We directly estimated levels of gene flow between population pairs from the site frequency spectrum (SFS) using the composite-likelihood method implemented in fastsimcoal2 v2.6.0.3 (Excoffier et al. 2013). The joint SFS of two populations is sensitive to demographic processes. For instance, gene flow will result in more low-frequency shared polymorphisms than expected under a nonmigration scenario (Hahn 2018). We tested ten demographic models (fig. 4B), and inferred migration rates, as well as other demographic parameters including current and past population sizes, ancestral population size, divergence time, time of secondary contact, and gene flow cessation time, for eight Dune–Headland (DH) population pairs. We additionally asked whether gene flow was occurring in a linear fashion down the coast within each ecotype by testing eight Dune–Dune (DD) and eleven Headland–Headland (HH) pairs. To determine the baseline level of gene flow inferred by fastsimcoal2 between isolated populations, namely the null gene flow expectation, we estimated migration rates for three very divergent allopatric populations (>1,500 km apart, between the eastern and south-eastern clades; D03–D32, D03–H12, and H02–H12), and took the highest detected migration rate from these allopatric comparisons as the baseline migration rate.
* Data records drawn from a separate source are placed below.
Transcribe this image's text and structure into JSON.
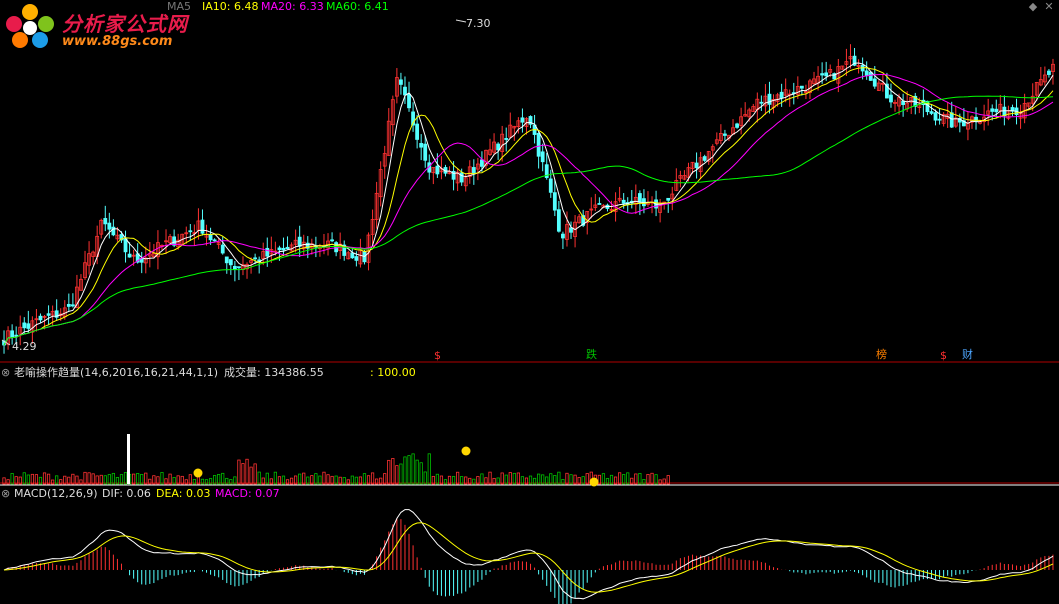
{
  "header": {
    "ma10_label": "IA10: 6.48",
    "ma20_label": "MA20: 6.33",
    "ma60_label": "MA60: 6.41",
    "ma5_fragment": "MA5"
  },
  "logo": {
    "title": "分析家公式网",
    "url": "www.88gs.com"
  },
  "price_panel": {
    "high_label": "7.30",
    "low_label": "4.29",
    "markers": [
      {
        "text": "$",
        "color": "#ff3030"
      },
      {
        "text": "跌",
        "color": "#00c000"
      },
      {
        "text": "榜",
        "color": "#ff8000"
      },
      {
        "text": "$",
        "color": "#ff3030"
      },
      {
        "text": "财",
        "color": "#4da6ff"
      }
    ]
  },
  "volume_panel": {
    "title": "老喻操作趋量(14,6,2016,16,21,44,1,1)",
    "vol_label": "成交量: 134386.55",
    "ref_label": ": 100.00"
  },
  "macd_panel": {
    "title": "MACD(12,26,9)",
    "dif_label": "DIF: 0.06",
    "dea_label": "DEA: 0.03",
    "macd_label": "MACD: 0.07"
  },
  "colors": {
    "up": "#ff3232",
    "down": "#54ffff",
    "ma5": "#ffffff",
    "ma10": "#ffff00",
    "ma20": "#ff00ff",
    "ma60": "#00ff00",
    "separator": "#b00000",
    "dot": "#ffd700"
  },
  "chart_data": {
    "type": "candlestick",
    "price_range": [
      4.29,
      7.3
    ],
    "close_anchors": [
      4.35,
      4.5,
      4.62,
      5.4,
      5.05,
      5.22,
      5.38,
      5.0,
      5.1,
      5.2,
      5.2,
      5.08,
      6.7,
      5.9,
      5.8,
      6.1,
      6.4,
      5.3,
      5.5,
      5.6,
      5.55,
      5.9,
      6.2,
      6.5,
      6.6,
      6.7,
      6.9,
      6.55,
      6.45,
      6.3,
      6.4,
      6.45,
      6.8
    ]
  }
}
As above, the Western Australia populations (D09 and D35) were excluded from this data set to increase the number of sampled SNPs. For each pair, we filtered for a minor allele count of one (MAC1), retaining between 6,679 and 19,951 variable sites per pair (mean = 12,155 SNPs, SD = 3,316). By using a MAC1 and a relatively high number of samples per population (mean = 57, SD = 15), we retained rare alleles that are informative about migration events between the populations (Slatkin 1985b). We note that we also ran fastimcoal2 removing SNPs with MAF <0.05. We found that migration rates were higher using MAC1 compared with MAF0.05 which means that if anything, we would be overestimating migration rates, which would make our case for very low gene flow even stronger (result not shown). As we cannot distinguish ancestral from derived alleles, we used the minor allele SFS (folded SFS). We used an ad hoc approach to estimate the number of monomorphic sites (supplementary methods S1, Supplementary Material online). Gene flow estimates were robust to varying the number of monomorphic sites (data not shown). We generated the joint folded SFS per population pair without downsampling using vcf2dadi and dadi2fsc.2pop R functions from Liu et al. (2018). (See supplementary table S4, Supplementary Material online, for details on the number of SNPs, number of monomorphic sites, and models tested for each pair comparison.)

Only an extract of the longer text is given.